What is Radon?
Radon is an inert radioactive gas that results from the radioactive decay of radium, which itself results from the decay of uranium. Radon is odourless, colourless, and occurs naturally underground. When radon gets released from the soil to the outside air, it gets diluted to very low concentrations and is not a health concern. When radon is released from the soil into your home, it can build up to high concentrations and is a health concern.
How does radon get into my home?
Radon gets into your home because:
- You have radium decaying into radon under or near your home
- You have various cracks and other openings in your home’s foundation floor or walls for the radon to get in
- Your home has a “stack effect” that actively sucks air into your home from beneath the foundation
- This stack effect happens because the air in your home is warmer than the air in the soil under your house
- As warm air in your home rises and leaves the house, cold air from below your foundation gets sucked up to replace it
- This air that gets sucked into your home can have high radon concentrations
All homes in Canada have some concentration of radon in them, it is just a question of how much.

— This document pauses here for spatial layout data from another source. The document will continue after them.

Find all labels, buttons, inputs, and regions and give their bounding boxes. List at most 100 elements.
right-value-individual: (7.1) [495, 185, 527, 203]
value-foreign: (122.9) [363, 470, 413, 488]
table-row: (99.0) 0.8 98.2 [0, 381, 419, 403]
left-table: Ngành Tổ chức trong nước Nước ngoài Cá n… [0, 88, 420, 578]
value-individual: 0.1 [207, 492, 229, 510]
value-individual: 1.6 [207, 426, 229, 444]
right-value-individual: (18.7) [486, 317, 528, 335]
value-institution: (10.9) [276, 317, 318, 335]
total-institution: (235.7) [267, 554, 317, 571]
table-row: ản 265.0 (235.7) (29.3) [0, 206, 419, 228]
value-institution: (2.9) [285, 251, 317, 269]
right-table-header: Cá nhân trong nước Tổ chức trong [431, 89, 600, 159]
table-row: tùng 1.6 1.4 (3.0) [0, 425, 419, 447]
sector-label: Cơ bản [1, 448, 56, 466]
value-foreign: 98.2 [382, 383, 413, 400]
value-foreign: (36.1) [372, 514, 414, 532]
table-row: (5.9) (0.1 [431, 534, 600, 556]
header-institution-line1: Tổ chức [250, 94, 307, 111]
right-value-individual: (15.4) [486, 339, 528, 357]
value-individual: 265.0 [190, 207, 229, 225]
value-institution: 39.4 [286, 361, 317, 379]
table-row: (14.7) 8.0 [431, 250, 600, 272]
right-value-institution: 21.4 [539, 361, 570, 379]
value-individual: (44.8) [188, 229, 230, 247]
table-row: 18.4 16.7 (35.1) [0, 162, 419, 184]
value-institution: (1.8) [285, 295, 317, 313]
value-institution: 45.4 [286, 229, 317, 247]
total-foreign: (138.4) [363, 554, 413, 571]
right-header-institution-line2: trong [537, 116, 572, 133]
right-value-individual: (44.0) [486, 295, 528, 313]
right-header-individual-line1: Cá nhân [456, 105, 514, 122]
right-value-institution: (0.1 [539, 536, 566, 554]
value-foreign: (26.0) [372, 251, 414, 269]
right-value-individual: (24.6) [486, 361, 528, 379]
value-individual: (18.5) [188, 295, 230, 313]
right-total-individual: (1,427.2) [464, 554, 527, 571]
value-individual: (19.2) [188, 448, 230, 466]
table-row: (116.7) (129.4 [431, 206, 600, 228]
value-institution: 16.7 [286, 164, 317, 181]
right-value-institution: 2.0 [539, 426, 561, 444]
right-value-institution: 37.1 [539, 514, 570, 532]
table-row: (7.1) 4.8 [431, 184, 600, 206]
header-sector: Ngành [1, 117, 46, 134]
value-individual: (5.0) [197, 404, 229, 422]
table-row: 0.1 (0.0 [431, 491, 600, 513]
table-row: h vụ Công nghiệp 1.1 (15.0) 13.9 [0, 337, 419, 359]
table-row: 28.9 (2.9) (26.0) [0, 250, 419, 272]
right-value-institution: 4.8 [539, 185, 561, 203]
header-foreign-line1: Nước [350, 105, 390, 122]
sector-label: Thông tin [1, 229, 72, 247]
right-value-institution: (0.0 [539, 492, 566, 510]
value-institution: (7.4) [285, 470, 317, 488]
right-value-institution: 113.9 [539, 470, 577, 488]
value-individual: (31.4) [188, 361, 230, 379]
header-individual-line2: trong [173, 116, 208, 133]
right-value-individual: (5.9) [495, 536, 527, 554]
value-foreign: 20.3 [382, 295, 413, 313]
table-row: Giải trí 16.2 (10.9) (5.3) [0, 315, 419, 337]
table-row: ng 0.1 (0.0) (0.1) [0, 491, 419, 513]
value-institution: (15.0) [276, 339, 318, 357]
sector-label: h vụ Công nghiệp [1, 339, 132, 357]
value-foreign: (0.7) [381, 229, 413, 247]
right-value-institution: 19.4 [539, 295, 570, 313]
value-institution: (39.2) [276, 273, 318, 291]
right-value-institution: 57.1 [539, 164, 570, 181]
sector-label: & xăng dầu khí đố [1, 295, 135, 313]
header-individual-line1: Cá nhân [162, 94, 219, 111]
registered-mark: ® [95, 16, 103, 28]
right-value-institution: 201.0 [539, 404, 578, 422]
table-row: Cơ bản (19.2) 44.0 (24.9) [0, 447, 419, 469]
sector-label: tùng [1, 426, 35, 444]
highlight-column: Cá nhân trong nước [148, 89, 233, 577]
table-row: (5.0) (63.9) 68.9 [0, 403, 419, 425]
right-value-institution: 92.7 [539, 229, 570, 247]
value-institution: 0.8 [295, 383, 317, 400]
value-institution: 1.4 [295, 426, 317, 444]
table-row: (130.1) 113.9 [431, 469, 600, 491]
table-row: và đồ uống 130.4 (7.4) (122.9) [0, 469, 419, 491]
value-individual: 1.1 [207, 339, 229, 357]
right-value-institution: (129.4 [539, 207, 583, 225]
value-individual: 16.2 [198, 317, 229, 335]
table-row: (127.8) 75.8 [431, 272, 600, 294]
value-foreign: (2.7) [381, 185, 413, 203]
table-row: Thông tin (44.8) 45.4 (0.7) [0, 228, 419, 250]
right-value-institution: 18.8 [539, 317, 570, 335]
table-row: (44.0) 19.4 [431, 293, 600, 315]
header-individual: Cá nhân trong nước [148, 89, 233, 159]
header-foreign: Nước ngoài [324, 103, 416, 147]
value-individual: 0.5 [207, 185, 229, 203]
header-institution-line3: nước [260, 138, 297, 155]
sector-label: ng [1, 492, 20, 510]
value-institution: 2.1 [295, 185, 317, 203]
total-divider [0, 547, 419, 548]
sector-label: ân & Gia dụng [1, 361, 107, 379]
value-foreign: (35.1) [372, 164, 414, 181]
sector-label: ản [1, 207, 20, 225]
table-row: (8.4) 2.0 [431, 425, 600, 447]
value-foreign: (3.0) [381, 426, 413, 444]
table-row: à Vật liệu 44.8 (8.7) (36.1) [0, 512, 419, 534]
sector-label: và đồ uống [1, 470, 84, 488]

What are the health effects of radon?
Long term exposure to high levels of radon can cause lung cancer:
- Radon decays into radon decay products such as polonium-218 and polonium-214, which are ionic radioactive isotopes
- These radon decay products can be inhaled, and stick to the inside of the lungs
- Inside the lungs they emit harmful alpha radiation directly into sensitive lung tissue
- The radiation destroys lung tissue cells, and sometimes causes cellular mutations
- Over time, the cellular mutations can result in lung cancer
Radon induced lung cancer is among the most deadly cancers for Canadians:
The survival rate for lung cancer is much lower than other cancers:
To reduce your risk of radon induced lung cancer, test your home’s radon concentration to ensure it is low, or take action to mitigate it if it is high.